BC: Jack DeJonette introduced me to Miles and recommended that I take his place in Miles' band. I was working at the Village Gate in 1969 when all of this took place and I was definitely up for the musical challenge, of course. But, I also felt a need to be observant when taking part in the creation of the music, since the collaborators were all at an artistic level that I strove to attain. I was not disappointed as I learned quite a bit in a very short period of time. Mostly, the lessons had to do with timing as in "when to play what and when not to play what". In a musical environment like that you have no choice but to mature quickly. Regarding the success of the product that came from those sessions: I had no idea that they would be influential to the extent that they have become.

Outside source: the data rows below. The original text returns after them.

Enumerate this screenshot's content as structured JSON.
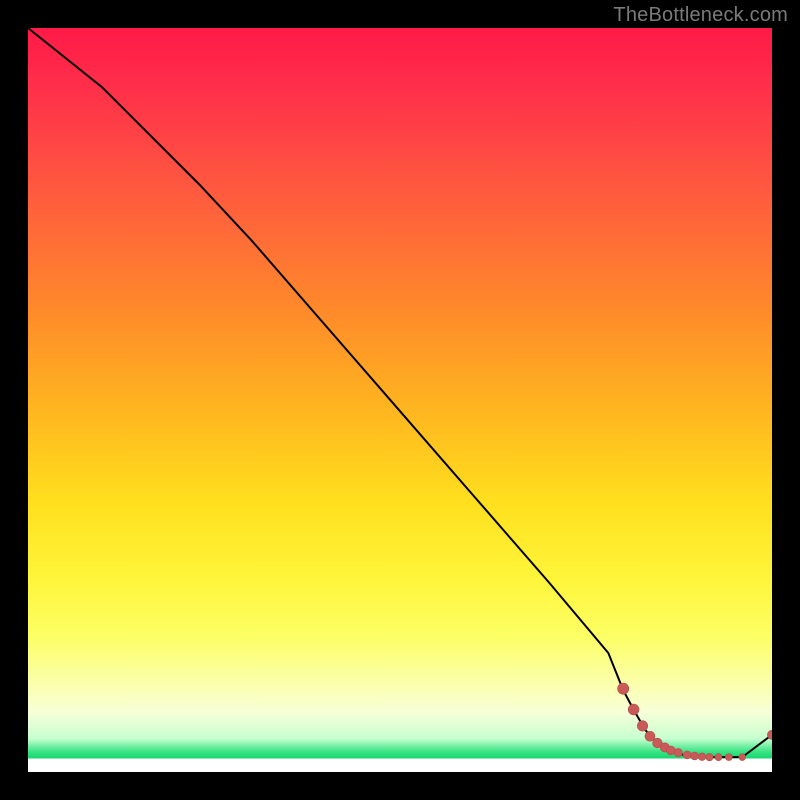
{
  "watermark": "TheBottleneck.com",
  "colors": {
    "line": "#000000",
    "markers": "#c95a57",
    "marker_stroke": "#b24c49",
    "bg_black": "#000000",
    "grad_top": "#ff1a47",
    "grad_mid": "#fff53a",
    "grad_green": "#16d76f"
  },
  "chart_data": {
    "type": "line",
    "title": "",
    "xlabel": "",
    "ylabel": "",
    "xlim": [
      0,
      100
    ],
    "ylim": [
      0,
      100
    ],
    "grid": false,
    "series": [
      {
        "name": "curve",
        "x": [
          0,
          10,
          23,
          30,
          40,
          50,
          60,
          70,
          78,
          80,
          81.5,
          83,
          84.3,
          85.5,
          87,
          88.5,
          90,
          91,
          92,
          93,
          94,
          95,
          96,
          100
        ],
        "values": [
          100,
          92,
          79,
          71.5,
          60,
          48.5,
          37,
          25.5,
          16,
          11,
          8.2,
          5.6,
          4.2,
          3.3,
          2.6,
          2.2,
          2.0,
          2.0,
          2.0,
          2.0,
          2.0,
          2.0,
          2.0,
          5.0
        ]
      }
    ],
    "markers": {
      "name": "cluster",
      "x": [
        80,
        81.4,
        82.6,
        83.6,
        84.6,
        85.6,
        86.4,
        87.4,
        88.6,
        89.6,
        90.6,
        91.6,
        92.8,
        94.2,
        96.0,
        100
      ],
      "values": [
        11.2,
        8.4,
        6.2,
        4.8,
        3.9,
        3.3,
        2.9,
        2.6,
        2.3,
        2.15,
        2.05,
        2.0,
        2.0,
        2.0,
        2.0,
        5.0
      ],
      "sizes": [
        5.6,
        5.4,
        5.2,
        5.0,
        4.8,
        4.6,
        4.4,
        4.2,
        4.0,
        3.9,
        3.8,
        3.7,
        3.6,
        3.5,
        3.4,
        4.6
      ]
    }
  }
}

GM: In 1971 you played on guitarist John McLaughlin's solo album My Goal's Beyond, before you co-founded the jazz-fusion giant Mahavishnu Orchestra. Those three 70's Mahavishnu recordings (Inner Mounting Flame, Birds Of Fire and Between Nothingness and Eternity) were all groundbreaking fusion albums. How did that band change or influence your playing moving forward... and how I wish that original lineup (Cobham, McLaughlin, Jan Hammer, Jerry Goodman, Rick Laird) could create music together again.
BC: Due to the fact that I had very little experience in performing within the odd meter environment at that time in my career, performing with Mahavishnu Orchestra exposed me to this dimension, which really helped shape the way that I envision myself contributing on a musical level with musicians today. As far as the band performing again, I doubt it but one never knows what tomorrow may bring.

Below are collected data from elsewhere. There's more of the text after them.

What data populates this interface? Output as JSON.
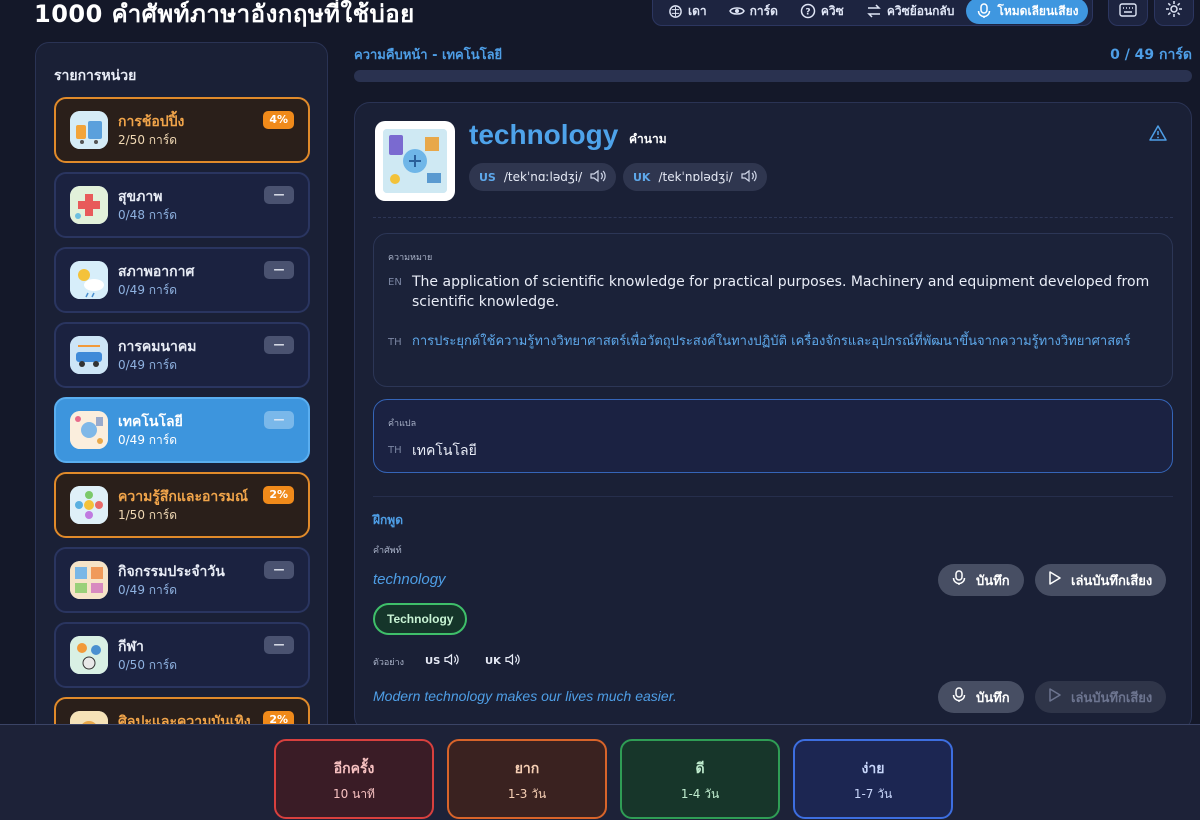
{
  "app": {
    "title": "1000 คำศัพท์ภาษาอังกฤษที่ใช้บ่อย"
  },
  "nav": {
    "items": [
      {
        "label": "เดา",
        "icon": "brain-icon",
        "active": false
      },
      {
        "label": "การ์ด",
        "icon": "eye-icon",
        "active": false
      },
      {
        "label": "ควิซ",
        "icon": "question-icon",
        "active": false
      },
      {
        "label": "ควิซย้อนกลับ",
        "icon": "swap-icon",
        "active": false
      },
      {
        "label": "โหมดเลียนเสียง",
        "icon": "mic-icon",
        "active": true
      }
    ],
    "keyboard_icon": "keyboard-icon",
    "settings_icon": "gear-icon"
  },
  "sidebar": {
    "title": "รายการหน่วย",
    "units": [
      {
        "name": "การช้อปปิ้ง",
        "count": "2/50 การ์ด",
        "badge": "4%",
        "style": "orange"
      },
      {
        "name": "สุขภาพ",
        "count": "0/48 การ์ด",
        "badge": "—",
        "style": "normal"
      },
      {
        "name": "สภาพอากาศ",
        "count": "0/49 การ์ด",
        "badge": "—",
        "style": "normal"
      },
      {
        "name": "การคมนาคม",
        "count": "0/49 การ์ด",
        "badge": "—",
        "style": "normal"
      },
      {
        "name": "เทคโนโลยี",
        "count": "0/49 การ์ด",
        "badge": "—",
        "style": "active"
      },
      {
        "name": "ความรู้สึกและอารมณ์",
        "count": "1/50 การ์ด",
        "badge": "2%",
        "style": "orange"
      },
      {
        "name": "กิจกรรมประจำวัน",
        "count": "0/49 การ์ด",
        "badge": "—",
        "style": "normal"
      },
      {
        "name": "กีฬา",
        "count": "0/50 การ์ด",
        "badge": "—",
        "style": "normal"
      },
      {
        "name": "ศิลปะและความบันเทิง",
        "count": "",
        "badge": "2%",
        "style": "orange"
      }
    ]
  },
  "progress": {
    "label": "ความคืบหน้า - เทคโนโลยี",
    "count": "0 / 49 การ์ด",
    "fraction": 0
  },
  "card": {
    "word": "technology",
    "pos": "คำนาม",
    "pron_us_tag": "US",
    "pron_us": "/tekˈnɑːlədʒi/",
    "pron_uk_tag": "UK",
    "pron_uk": "/tekˈnɒlədʒi/",
    "meaning_label": "ความหมาย",
    "en_tag": "EN",
    "def_en": "The application of scientific knowledge for practical purposes. Machinery and equipment developed from scientific knowledge.",
    "th_tag": "TH",
    "def_th": "การประยุกต์ใช้ความรู้ทางวิทยาศาสตร์เพื่อวัตถุประสงค์ในทางปฏิบัติ เครื่องจักรและอุปกรณ์ที่พัฒนาขึ้นจากความรู้ทางวิทยาศาสตร์",
    "translation_label": "คำแปล",
    "translation_th": "เทคโนโลยี"
  },
  "practice": {
    "title": "ฝึกพูด",
    "vocab_label": "คำศัพท์",
    "word": "technology",
    "record_label": "บันทึก",
    "play_label": "เล่นบันทึกเสียง",
    "recognized": "Technology",
    "example_label": "ตัวอย่าง",
    "tts_us": "US",
    "tts_uk": "UK",
    "example": "Modern technology makes our lives much easier."
  },
  "grades": [
    {
      "label": "อีกครั้ง",
      "sub": "10 นาที"
    },
    {
      "label": "ยาก",
      "sub": "1-3 วัน"
    },
    {
      "label": "ดี",
      "sub": "1-4 วัน"
    },
    {
      "label": "ง่าย",
      "sub": "1-7 วัน"
    }
  ],
  "colors": {
    "accent": "#3f97e0",
    "orange": "#e08a2a",
    "again": "#d8403e",
    "hard": "#d8642a",
    "good": "#2f9d55",
    "easy": "#3d6ee0"
  }
}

GM: In 1976, you played on legendary bassist Stanley Clarke's School Days, yet another fusion favorite. How did you connect with Clarke and what stands out to you about the recording of that album?
BC: You know, I don't remember how I actually met Stanley, but I do remember that up until then, I had never heard anyone play so many notes in such a short period as I heard from Stanley. He certainly ushered in a new influx of ideas through the electric bass.
GM: You recorded two albums (1976 and 1978) with the legendary Sonny Rollins. How did that collaboration come about and what did you take away from your time with Rollins?
BC: I was hired to perform with Sonny by Orrin Keepnews at Fantasy Records. It was a studio date for me, but an honor to have been selected to work with someone of such great stature as Sonny.
GM: You have also had a prolific recording career as a band leader, having released some 45 titles between 1973 and 2010. Can you perhaps cite a couple of your favorite solo titles along the way and perhaps your favorite ensemble?
BC: My favorite ensemble is the one that I am currently working with. It features Christopher Cravero on piano and violin, Jean-Marie Ecay on guitars, Junior Gill on steel pan, Camelia Ben Naceur on keyboards, Michael Mondesir on bass. As for my solo recording, titles that stand out would be Spectrum, Crosswinds, Total Eclipse, The Traveller, By Design, Fruit From The Loom and Palindrome.
GM: How did you end up collaborating with Peter Gabriel in 1989 and how might it have been different working within that context?
BC: One day I arrived at a shop that was located near Paddington Station to have a midi device that they serviced checked. While waiting for them to fix the instrument Peter Gabriel walked in and said hello to me then asked me if I had time to help him with a project. I said yes, and this began a positive relationship that has lasted a long time. For me, there has been much to learn both by performing in collaboration and by being observant. So I am quite thankful for the opportunity to have the association.
GM: Please tell me about your current Billy Cobham Band?
BC: This band has performed in America, South America, South East Asia and all over Europe for the past six years. We have also recorded three projects - Fruit From The Loom, Palindrome and Live at the Leverkusen Jazz Festival. We've also released a DVD filmed from Leverkusen, Germany.